One more thought is that currently we have qmgr_lsched.out at the top level rather than in a scheduler/ directory. That makes some amount of sense because currently that’s the only relevant command output. Once PP-748 goes in, will we need more, like “list fs_group”, “list policy”, “list time_window” (that may be a question for @jon and @arungrover , and probably added to the WIP PP-748 EDD as far as what gets listed or not listed when doing “list sched”)? I would suggest creating a scheduler/ directory now and putting qmgr_lsched.out in it and we can add to it later as needed.


#76

Ok, hook is back on top level and I’ve added back a scheduler directory, if there’s a chance that there’ll be more information collected out of the scheduler in the future then it’s better to have it.

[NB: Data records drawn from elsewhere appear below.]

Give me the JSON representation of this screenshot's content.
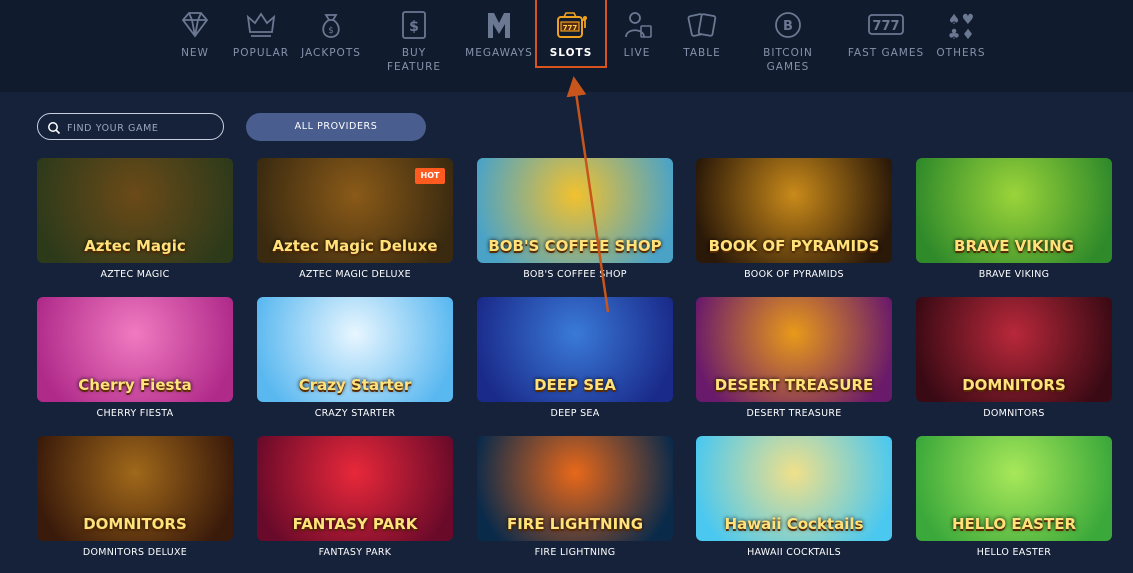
{
  "nav": {
    "items": [
      {
        "label": "NEW",
        "icon": "diamond-icon"
      },
      {
        "label": "POPULAR",
        "icon": "crown-icon"
      },
      {
        "label": "JACKPOTS",
        "icon": "money-bag-icon"
      },
      {
        "label": "BUY FEATURE",
        "icon": "dollar-card-icon"
      },
      {
        "label": "MEGAWAYS",
        "icon": "megaways-m-icon"
      },
      {
        "label": "SLOTS",
        "icon": "slot-machine-icon",
        "active": true
      },
      {
        "label": "LIVE",
        "icon": "live-dealer-icon"
      },
      {
        "label": "TABLE",
        "icon": "cards-icon"
      },
      {
        "label": "BITCOIN\nGAMES",
        "icon": "bitcoin-icon"
      },
      {
        "label": "FAST GAMES",
        "icon": "777-icon"
      },
      {
        "label": "OTHERS",
        "icon": "card-suits-icon"
      }
    ]
  },
  "search": {
    "placeholder": "FIND YOUR GAME",
    "value": ""
  },
  "providers": {
    "label": "ALL PROVIDERS"
  },
  "games": [
    {
      "name": "AZTEC MAGIC",
      "art_title": "Aztec Magic",
      "bg1": "#2d3a1a",
      "bg2": "#6b4a18"
    },
    {
      "name": "AZTEC MAGIC DELUXE",
      "art_title": "Aztec Magic Deluxe",
      "bg1": "#3a2a10",
      "bg2": "#8a5a18",
      "badge": "HOT"
    },
    {
      "name": "BOB'S COFFEE SHOP",
      "art_title": "BOB'S COFFEE SHOP",
      "bg1": "#4aa3c7",
      "bg2": "#f2c12e"
    },
    {
      "name": "BOOK OF PYRAMIDS",
      "art_title": "BOOK OF PYRAMIDS",
      "bg1": "#2a1808",
      "bg2": "#c98a1a"
    },
    {
      "name": "BRAVE VIKING",
      "art_title": "BRAVE VIKING",
      "bg1": "#2f8a2a",
      "bg2": "#9bd43a"
    },
    {
      "name": "CHERRY FIESTA",
      "art_title": "Cherry Fiesta",
      "bg1": "#b02a8a",
      "bg2": "#f07ac0"
    },
    {
      "name": "CRAZY STARTER",
      "art_title": "Crazy Starter",
      "bg1": "#5ab8f0",
      "bg2": "#e8f6ff"
    },
    {
      "name": "DEEP SEA",
      "art_title": "DEEP SEA",
      "bg1": "#1a2a8a",
      "bg2": "#3a7ad8"
    },
    {
      "name": "DESERT TREASURE",
      "art_title": "DESERT TREASURE",
      "bg1": "#6a1a6a",
      "bg2": "#e89a1a"
    },
    {
      "name": "DOMNITORS",
      "art_title": "DOMNITORS",
      "bg1": "#3a0a14",
      "bg2": "#b8283a"
    },
    {
      "name": "DOMNITORS DELUXE",
      "art_title": "DOMNITORS",
      "bg1": "#3a1a0a",
      "bg2": "#a0681a"
    },
    {
      "name": "FANTASY PARK",
      "art_title": "FANTASY PARK",
      "bg1": "#6a0a2a",
      "bg2": "#e8283a"
    },
    {
      "name": "FIRE LIGHTNING",
      "art_title": "FIRE LIGHTNING",
      "bg1": "#0a2a4a",
      "bg2": "#e8681a"
    },
    {
      "name": "HAWAII COCKTAILS",
      "art_title": "Hawaii Cocktails",
      "bg1": "#4ac8f0",
      "bg2": "#f0e08a"
    },
    {
      "name": "HELLO EASTER",
      "art_title": "HELLO EASTER",
      "bg1": "#3aa83a",
      "bg2": "#a8e85a"
    }
  ],
  "colors": {
    "accent": "#d9531e",
    "nav_bg": "#101b2e",
    "page_bg": "#15223a",
    "button_bg": "#4a5d8f"
  }
}
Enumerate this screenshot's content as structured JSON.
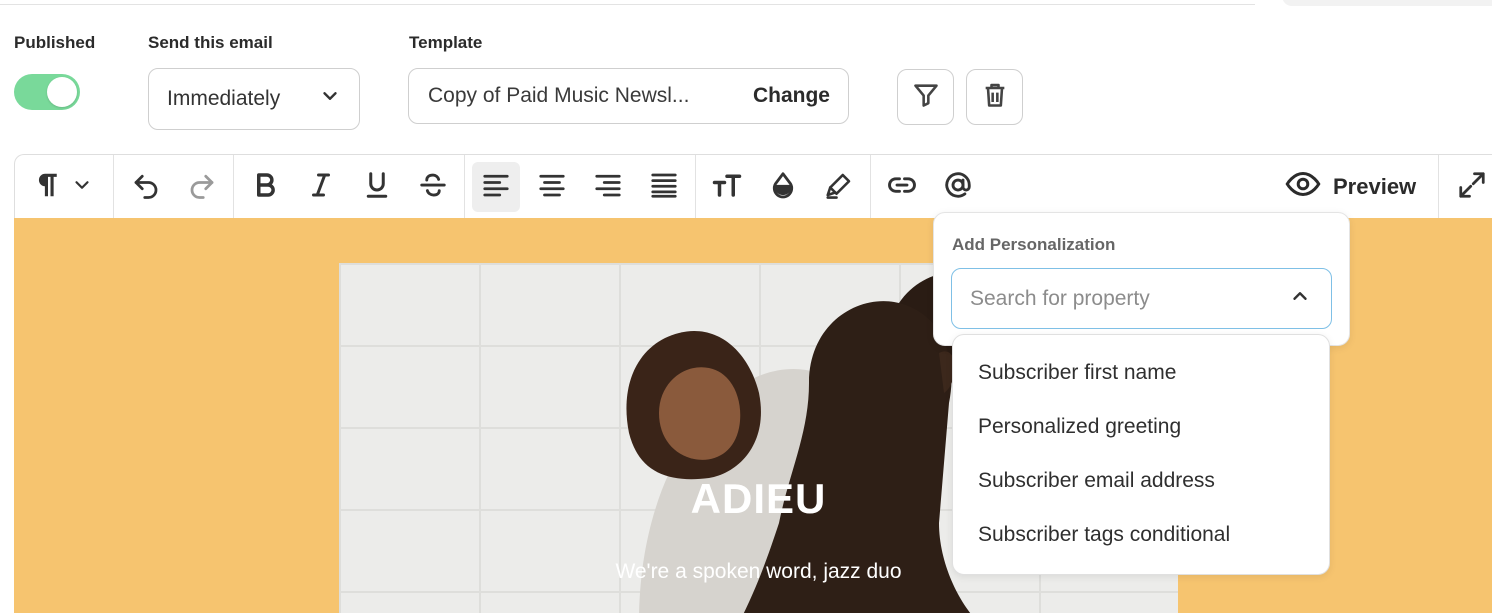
{
  "settings": {
    "published_label": "Published",
    "published_on": true,
    "send_label": "Send this email",
    "send_value": "Immediately",
    "template_label": "Template",
    "template_name": "Copy of Paid Music Newsl...",
    "template_change": "Change"
  },
  "action_icons": [
    "filter-icon",
    "trash-icon"
  ],
  "toolbar": {
    "icons": [
      "paragraph-icon",
      "chevron-down-icon",
      "undo-icon",
      "redo-icon",
      "bold-icon",
      "italic-icon",
      "underline-icon",
      "strikethrough-icon",
      "align-left-icon",
      "align-center-icon",
      "align-right-icon",
      "align-justify-icon",
      "text-size-icon",
      "text-color-icon",
      "highlight-icon",
      "link-icon",
      "mention-icon",
      "eye-icon",
      "expand-icon"
    ],
    "active": "align-left",
    "preview_label": "Preview"
  },
  "email_preview": {
    "background_color": "#f6c46f",
    "title": "ADIEU",
    "subtitle": "We're a spoken word, jazz duo"
  },
  "personalization": {
    "title": "Add Personalization",
    "search_placeholder": "Search for property",
    "options": [
      "Subscriber first name",
      "Personalized greeting",
      "Subscriber email address",
      "Subscriber tags conditional"
    ]
  },
  "colors": {
    "toggle_on": "#79d99a",
    "focus_border": "#7fc0e6"
  }
}
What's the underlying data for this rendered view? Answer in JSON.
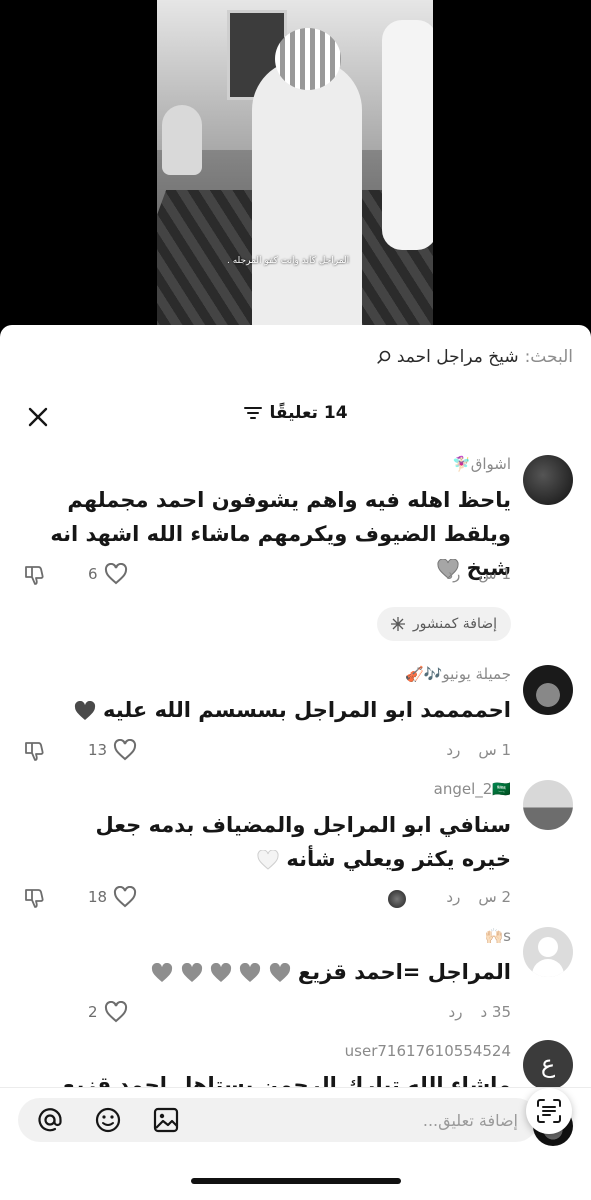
{
  "video": {
    "caption": "المراجل كابد وانت كفو المرجله ."
  },
  "search": {
    "prefix": "البحث:",
    "term": "شيخ مراجل احمد"
  },
  "comments_header": {
    "title": "14 تعليقًا"
  },
  "comments": [
    {
      "username": "اشواق🧚🏻‍♀️",
      "text": "ياحظ اهله فيه واهم يشوفون احمد مجملهم ويلقط الضيوف ويكرمهم ماشاء الله اشهد انه شيخ",
      "time": "1 س",
      "reply": "رد",
      "likes": "6"
    },
    {
      "username": "جميلة يونيو🎶🎻",
      "text": "احممممد ابو المراجل بسسسم الله عليه",
      "time": "1 س",
      "reply": "رد",
      "likes": "13"
    },
    {
      "username": "angel_2🇸🇦",
      "text": "سنافي ابو المراجل والمضياف بدمه جعل خيره يكثر ويعلي شأنه",
      "time": "2 س",
      "reply": "رد",
      "likes": "18"
    },
    {
      "username": "s🙌🏻",
      "text": "المراجل =احمد قزيع",
      "time": "35 د",
      "reply": "رد",
      "likes": "2"
    },
    {
      "username": "user71617610554524",
      "avatar_letter": "ع",
      "text": "ماشاء الله تبارك الرحمن يستاهل احمد قزيع السهلي"
    }
  ],
  "post_chip": {
    "label": "إضافة كمنشور"
  },
  "input": {
    "placeholder": "إضافة تعليق..."
  },
  "icons": {
    "close": "close-icon",
    "sort": "sort-icon",
    "heart": "heart-icon",
    "dislike": "dislike-icon",
    "mention": "at-icon",
    "emoji": "emoji-icon",
    "image": "image-icon",
    "scan": "scan-text-icon"
  }
}
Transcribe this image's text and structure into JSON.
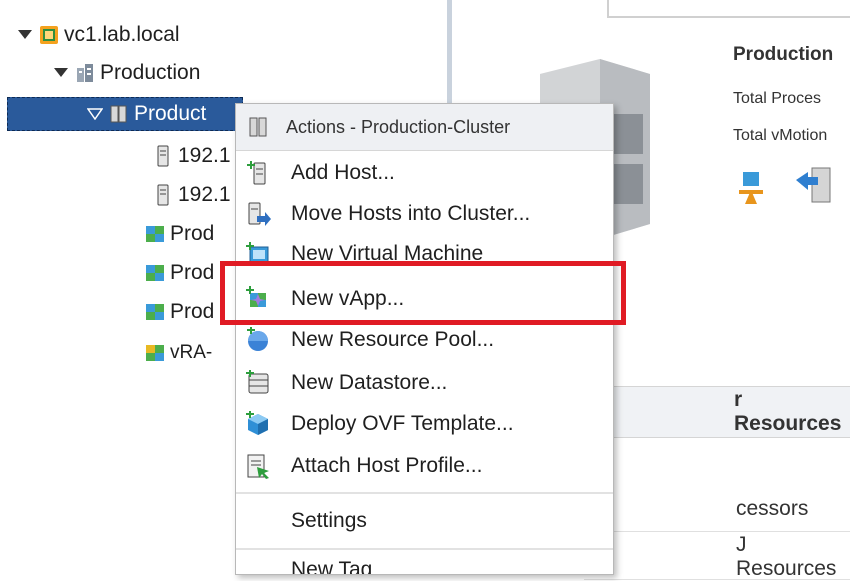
{
  "tree": {
    "root_label": "vc1.lab.local",
    "datacenter_label": "Production",
    "cluster_label": "Product",
    "hosts": [
      "192.1",
      "192.1"
    ],
    "children": [
      {
        "label": "Prod",
        "icon": "vapp-icon"
      },
      {
        "label": "Prod",
        "icon": "vapp-icon"
      },
      {
        "label": "Prod",
        "icon": "vapp-icon"
      },
      {
        "label": "vRA-",
        "icon": "vapp-icon"
      }
    ]
  },
  "summary": {
    "title": "Production",
    "stat_1": "Total Proces",
    "stat_2": "Total vMotion",
    "resources_header": "r Resources",
    "row_1": "cessors",
    "row_2": "J Resources"
  },
  "context_menu": {
    "header": "Actions - Production-Cluster",
    "items": [
      {
        "label": "Add Host...",
        "icon": "add-host-icon"
      },
      {
        "label": "Move Hosts into Cluster...",
        "icon": "move-hosts-icon"
      },
      {
        "label": "New Virtual Machine",
        "icon": "new-vm-icon"
      },
      {
        "label": "New vApp...",
        "icon": "new-vapp-icon"
      },
      {
        "label": "New Resource Pool...",
        "icon": "resource-pool-icon"
      },
      {
        "label": "New Datastore...",
        "icon": "datastore-icon"
      },
      {
        "label": "Deploy OVF Template...",
        "icon": "ovf-template-icon"
      },
      {
        "label": "Attach Host Profile...",
        "icon": "host-profile-icon"
      },
      {
        "label": "Settings",
        "icon": ""
      },
      {
        "label": "New Tag",
        "icon": ""
      }
    ]
  },
  "colors": {
    "selection": "#2a5a9b",
    "highlight": "#e01b24",
    "menu_header_bg": "#eef0f3"
  }
}
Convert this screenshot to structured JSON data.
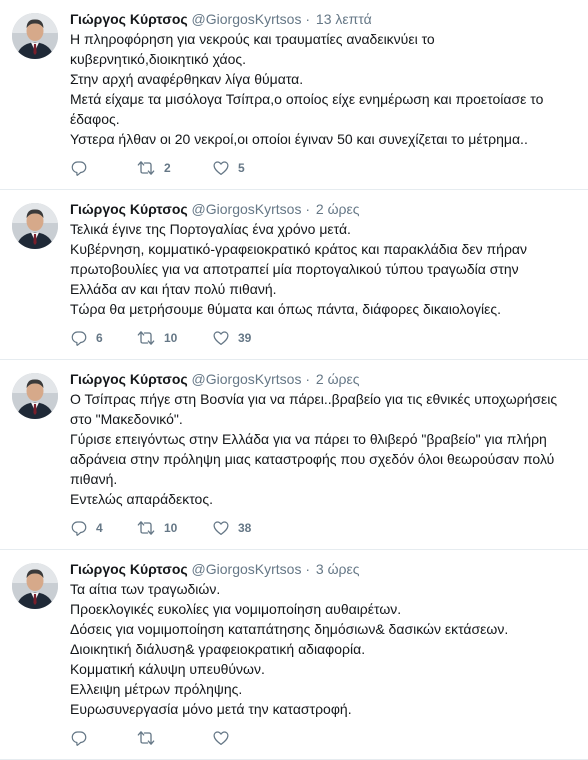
{
  "tweets": [
    {
      "name": "Γιώργος Κύρτσος",
      "handle": "@GiorgosKyrtsos",
      "separator": "·",
      "time": "13 λεπτά",
      "lines": [
        "Η πληροφόρηση για νεκρούς και τραυματίες αναδεικνύει το",
        "κυβερνητικό,διοικητικό χάος.",
        "Στην αρχή αναφέρθηκαν λίγα θύματα.",
        "Μετά είχαμε τα μισόλογα Τσίπρα,ο οποίος είχε ενημέρωση και προετοίασε το",
        "έδαφος.",
        "Υστερα ήλθαν οι 20 νεκροί,οι οποίοι έγιναν 50 και συνεχίζεται το μέτρημα.."
      ],
      "replies": "",
      "retweets": "2",
      "likes": "5"
    },
    {
      "name": "Γιώργος Κύρτσος",
      "handle": "@GiorgosKyrtsos",
      "separator": "·",
      "time": "2 ώρες",
      "lines": [
        "Τελικά έγινε της Πορτογαλίας ένα χρόνο μετά.",
        "Κυβέρνηση, κομματικό-γραφειοκρατικό κράτος και παρακλάδια δεν πήραν",
        "πρωτοβουλίες για να αποτραπεί μία πορτογαλικού τύπου τραγωδία στην",
        "Ελλάδα αν και ήταν πολύ πιθανή.",
        "Τώρα θα μετρήσουμε θύματα και όπως πάντα, διάφορες δικαιολογίες."
      ],
      "replies": "6",
      "retweets": "10",
      "likes": "39"
    },
    {
      "name": "Γιώργος Κύρτσος",
      "handle": "@GiorgosKyrtsos",
      "separator": "·",
      "time": "2 ώρες",
      "lines": [
        "Ο Τσίπρας πήγε στη Βοσνία για να πάρει..βραβείο για τις εθνικές υποχωρήσεις",
        "στο \"Μακεδονικό\".",
        "Γύρισε επειγόντως στην Ελλάδα για να πάρει το θλιβερό \"βραβείο\" για πλήρη",
        "αδράνεια στην πρόληψη μιας καταστροφής που σχεδόν όλοι θεωρούσαν πολύ",
        "πιθανή.",
        "Εντελώς απαράδεκτος."
      ],
      "replies": "4",
      "retweets": "10",
      "likes": "38"
    },
    {
      "name": "Γιώργος Κύρτσος",
      "handle": "@GiorgosKyrtsos",
      "separator": "·",
      "time": "3 ώρες",
      "lines": [
        "Τα αίτια των τραγωδιών.",
        "Προεκλογικές ευκολίες για νομιμοποίηση αυθαιρέτων.",
        "Δόσεις για νομιμοποίηση καταπάτησης δημόσιων& δασικών εκτάσεων.",
        "Διοικητική διάλυση& γραφειοκρατική αδιαφορία.",
        "Κομματική κάλυψη υπευθύνων.",
        "Ελλειψη μέτρων πρόληψης.",
        "Ευρωσυνεργασία μόνο μετά την καταστροφή."
      ],
      "replies": "",
      "retweets": "",
      "likes": ""
    }
  ],
  "icons": {
    "reply": "reply-icon",
    "retweet": "retweet-icon",
    "like": "heart-icon"
  },
  "colors": {
    "text": "#14171a",
    "secondary": "#657786",
    "divider": "#e6ecf0"
  }
}
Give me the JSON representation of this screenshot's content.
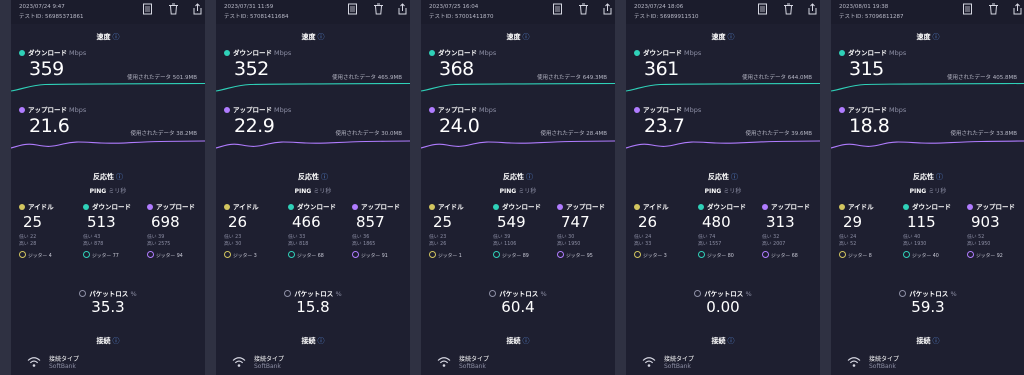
{
  "labels": {
    "speed": "速度",
    "download": "ダウンロード",
    "upload": "アップロード",
    "unit_mbps": "Mbps",
    "data_used": "使用されたデータ",
    "responsiveness": "反応性",
    "ping": "PING",
    "ping_unit": "ミリ秒",
    "idle": "アイドル",
    "low": "低い",
    "high": "高い",
    "jitter": "ジッター",
    "packet_loss": "パケットロス",
    "percent": "%",
    "connection": "接続",
    "connection_type": "接続タイプ",
    "info_glyph": "ⓘ"
  },
  "colors": {
    "download": "#2fd1b8",
    "upload": "#b07cff",
    "idle": "#d2c55f",
    "panel": "#1e1f30",
    "background": "#2b2d3d"
  },
  "icons": [
    "document-icon",
    "trash-icon",
    "share-icon",
    "wifi-icon",
    "info-icon"
  ],
  "results": [
    {
      "date": "2023/07/24 9:47",
      "test_id": "テストID: 56985371861",
      "download": "359",
      "download_used": "501.9MB",
      "upload": "21.6",
      "upload_used": "38.2MB",
      "idle": "25",
      "idle_low": "22",
      "idle_high": "28",
      "idle_jitter": "4",
      "ping_down": "513",
      "ping_down_low": "43",
      "ping_down_high": "878",
      "ping_down_jitter": "77",
      "ping_up": "698",
      "ping_up_low": "39",
      "ping_up_high": "2575",
      "ping_up_jitter": "94",
      "packet_loss": "35.3",
      "provider": "SoftBank"
    },
    {
      "date": "2023/07/31 11:59",
      "test_id": "テストID: 57081411684",
      "download": "352",
      "download_used": "465.9MB",
      "upload": "22.9",
      "upload_used": "30.0MB",
      "idle": "26",
      "idle_low": "23",
      "idle_high": "30",
      "idle_jitter": "3",
      "ping_down": "466",
      "ping_down_low": "33",
      "ping_down_high": "818",
      "ping_down_jitter": "68",
      "ping_up": "857",
      "ping_up_low": "36",
      "ping_up_high": "1865",
      "ping_up_jitter": "91",
      "packet_loss": "15.8",
      "provider": "SoftBank"
    },
    {
      "date": "2023/07/25 16:04",
      "test_id": "テストID: 57001411870",
      "download": "368",
      "download_used": "649.3MB",
      "upload": "24.0",
      "upload_used": "28.4MB",
      "idle": "25",
      "idle_low": "23",
      "idle_high": "26",
      "idle_jitter": "1",
      "ping_down": "549",
      "ping_down_low": "39",
      "ping_down_high": "1106",
      "ping_down_jitter": "89",
      "ping_up": "747",
      "ping_up_low": "30",
      "ping_up_high": "1950",
      "ping_up_jitter": "95",
      "packet_loss": "60.4",
      "provider": "SoftBank"
    },
    {
      "date": "2023/07/24 18:06",
      "test_id": "テストID: 56989911510",
      "download": "361",
      "download_used": "644.0MB",
      "upload": "23.7",
      "upload_used": "39.6MB",
      "idle": "26",
      "idle_low": "24",
      "idle_high": "33",
      "idle_jitter": "3",
      "ping_down": "480",
      "ping_down_low": "74",
      "ping_down_high": "1557",
      "ping_down_jitter": "80",
      "ping_up": "313",
      "ping_up_low": "32",
      "ping_up_high": "2007",
      "ping_up_jitter": "68",
      "packet_loss": "0.00",
      "provider": "SoftBank"
    },
    {
      "date": "2023/08/01 19:38",
      "test_id": "テストID: 57096811287",
      "download": "315",
      "download_used": "405.8MB",
      "upload": "18.8",
      "upload_used": "33.8MB",
      "idle": "29",
      "idle_low": "24",
      "idle_high": "52",
      "idle_jitter": "8",
      "ping_down": "115",
      "ping_down_low": "40",
      "ping_down_high": "1930",
      "ping_down_jitter": "40",
      "ping_up": "903",
      "ping_up_low": "52",
      "ping_up_high": "1950",
      "ping_up_jitter": "92",
      "packet_loss": "59.3",
      "provider": "SoftBank"
    }
  ]
}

Please let me know if things look fine now.

Thanks for all the help!


#77

Thanks Ravi, inching towards the finish line here! What about this:

As the EDD currently stands there will be no hooks/ directory containing the actual contents of the directory from mom_priv/, and while that SHOULD not be needed since in theory that all matches what is in qmgr_ph_default.out, I think it is worth collecting for troubleshooting purposes.


#78

Oh, sorry about that, in the code I’ve implemented it as such, I just updated the design doc, please let me know if things look fine now. Thanks!


#79

Actually i just made one more change, renamed “service logs” to “daemon logs” since that seemed to be more popular.

Please let me know if any other changes are needed.

Thanks!


#80

I am happy! I’d be interested to hear from @sgombosi or @brianl (or anyone really) to see if they have any lingering concerns from the support perspective.